Yesterday while driving along, I stopped to let a truck reverse and then
saw a few sheep in a trailer attached to the truck. One beautiful,
healthy creature was close to the edge of the trailer and we were so close that
I saw its noble face and eyes and, to my horror, I realised the truck was
reversing towards an abattoir. It seemed so abhorrent on such a sunny morning
that the same people who are rejoicing in a rare summer’s day and the beauty of
nature are condoning the slaughter of beautiful creatures like that! I wished I
could buy the sheep or do anything to say, “We are better than this! We are not
savages who need to kill innocent beings...” And I did nothing except ‘pray’ for
the animals and apologise to them in my mind for what people do to them.
A few months ago I saw the newly born lambs at Temple Newsam. People –
maybe the same people who now eat them – were cooing over their loveliness and
bringing their children to see them. It’s amazing that something like one in
every three people in England feeds the birds; wildlife programmes are really
popular, and we are known as a nation of pet lovers. How can it be that a people
who, in many ways, recognise the dignity, individuality and amazingness of
animals, can then continue to eat them when there are so many kinder and
healthier alternatives?
Animals are renowned for their intuition and it is therefore obvious that
they know they are on their way to the slaughter-house. The natural physical
response to that fear is the production of chemicals within the body and so,
when someone eats a dead animal, they are eating those chemicals and eating the
animal’s fear.
I was told as a child that animals do not feel as humans do; that they did
not miss their babies when they were taken from them and that they don’t feel
fear or have souls. Have you ever seen footage of mother animals crying for
their babies or risking their own lives to protect them? Have you ever seen an
animal in pain? Have you ever watched a nature programme to see how wonderfully
so many species work together? Have you ever looked into the eyes of a bull or a
cow or a sheep and felt the presence of something far wiser than you are? Or
befriended a creature and seen their loyalty and willingness to communicate?

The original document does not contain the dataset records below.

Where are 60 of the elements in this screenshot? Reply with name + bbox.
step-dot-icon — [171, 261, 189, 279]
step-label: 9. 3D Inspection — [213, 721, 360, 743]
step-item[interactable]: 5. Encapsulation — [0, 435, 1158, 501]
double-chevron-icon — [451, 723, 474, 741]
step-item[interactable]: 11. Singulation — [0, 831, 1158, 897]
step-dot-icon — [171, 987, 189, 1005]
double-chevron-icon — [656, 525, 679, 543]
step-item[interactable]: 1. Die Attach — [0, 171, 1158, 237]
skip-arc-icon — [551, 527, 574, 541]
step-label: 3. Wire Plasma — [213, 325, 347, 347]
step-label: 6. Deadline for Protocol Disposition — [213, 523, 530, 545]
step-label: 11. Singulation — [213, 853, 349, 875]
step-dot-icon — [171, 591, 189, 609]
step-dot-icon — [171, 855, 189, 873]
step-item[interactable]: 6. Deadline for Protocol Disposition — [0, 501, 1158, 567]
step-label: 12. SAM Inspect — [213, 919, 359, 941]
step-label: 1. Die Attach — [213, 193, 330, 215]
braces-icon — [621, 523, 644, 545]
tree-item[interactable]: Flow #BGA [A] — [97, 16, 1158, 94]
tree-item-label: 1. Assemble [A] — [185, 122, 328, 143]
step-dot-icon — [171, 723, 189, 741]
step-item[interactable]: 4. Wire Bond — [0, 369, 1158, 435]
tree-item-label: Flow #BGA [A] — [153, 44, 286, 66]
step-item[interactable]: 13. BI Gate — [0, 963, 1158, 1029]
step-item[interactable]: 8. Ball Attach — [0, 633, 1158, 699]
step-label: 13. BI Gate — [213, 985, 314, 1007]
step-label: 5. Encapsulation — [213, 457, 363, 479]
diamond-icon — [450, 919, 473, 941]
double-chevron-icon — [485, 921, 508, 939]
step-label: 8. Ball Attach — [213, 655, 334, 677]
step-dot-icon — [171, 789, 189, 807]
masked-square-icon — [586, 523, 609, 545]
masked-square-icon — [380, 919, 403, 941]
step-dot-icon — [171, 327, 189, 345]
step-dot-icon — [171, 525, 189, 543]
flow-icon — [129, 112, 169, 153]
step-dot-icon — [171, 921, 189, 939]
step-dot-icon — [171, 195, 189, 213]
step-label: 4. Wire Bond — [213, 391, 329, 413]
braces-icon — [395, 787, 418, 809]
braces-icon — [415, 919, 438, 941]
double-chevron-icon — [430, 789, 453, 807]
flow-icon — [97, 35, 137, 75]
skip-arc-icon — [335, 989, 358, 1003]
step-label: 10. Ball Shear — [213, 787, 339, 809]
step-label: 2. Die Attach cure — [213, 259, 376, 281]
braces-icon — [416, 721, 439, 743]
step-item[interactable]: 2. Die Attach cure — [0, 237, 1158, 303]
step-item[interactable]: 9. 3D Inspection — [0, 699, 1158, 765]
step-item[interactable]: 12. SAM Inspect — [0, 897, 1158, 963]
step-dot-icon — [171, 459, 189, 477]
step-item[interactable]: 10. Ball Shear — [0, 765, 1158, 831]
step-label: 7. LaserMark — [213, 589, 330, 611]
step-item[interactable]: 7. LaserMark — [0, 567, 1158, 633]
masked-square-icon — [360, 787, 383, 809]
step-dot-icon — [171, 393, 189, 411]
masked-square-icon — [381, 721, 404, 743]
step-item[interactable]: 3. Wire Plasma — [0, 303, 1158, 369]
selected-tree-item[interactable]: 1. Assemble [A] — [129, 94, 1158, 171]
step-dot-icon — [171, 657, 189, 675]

Have you ever seen a truck driving to an abattoir and felt ashamed of being
human?
When we seen films about the Romans and the entertainment in the coliseum,
or read of some of the tortures and punishments of the past, it is difficult to
believe that people – good people! – accepted these things as normal. I believe
that at some future time – perhaps a century from now, though I pray it will be
sooner – people will look back at these practices in horrified amazement, in the
same way as we look back on some of the barbaric practices of the past, and say,
“Did my ancestors really do that? How could they? Oh, the grossness of eating
the flesh of another creature!”
You don’t die if you don’t eat dead animals. You don’t become weaker. You
don’t become less healthy. You don’t lack protein or calcium. You just can walk
among our fellow creatures and feel the awe of being a part of the wonder of
creation...and you feel a lot healthier for it!
3 comments:
Brilliant!!! If more people were to
watch the film Earthlings, or slaughter houses had glass walls
this hidden holocaust would end.
Thank you,
Tess
It really pains me when I see animals being cruelly treated in any way. I feel like these animals are also like humans, and they deserve a beautiful life. If all people would have to find and kill the food they have to eat, I think all people would become vegetarians.
Thank you so much Tess and Gem for your comments!
What a thought - slaughter houses with glass walls, or people having to kill the food they eat! I really appreciate what you have both written - thank you.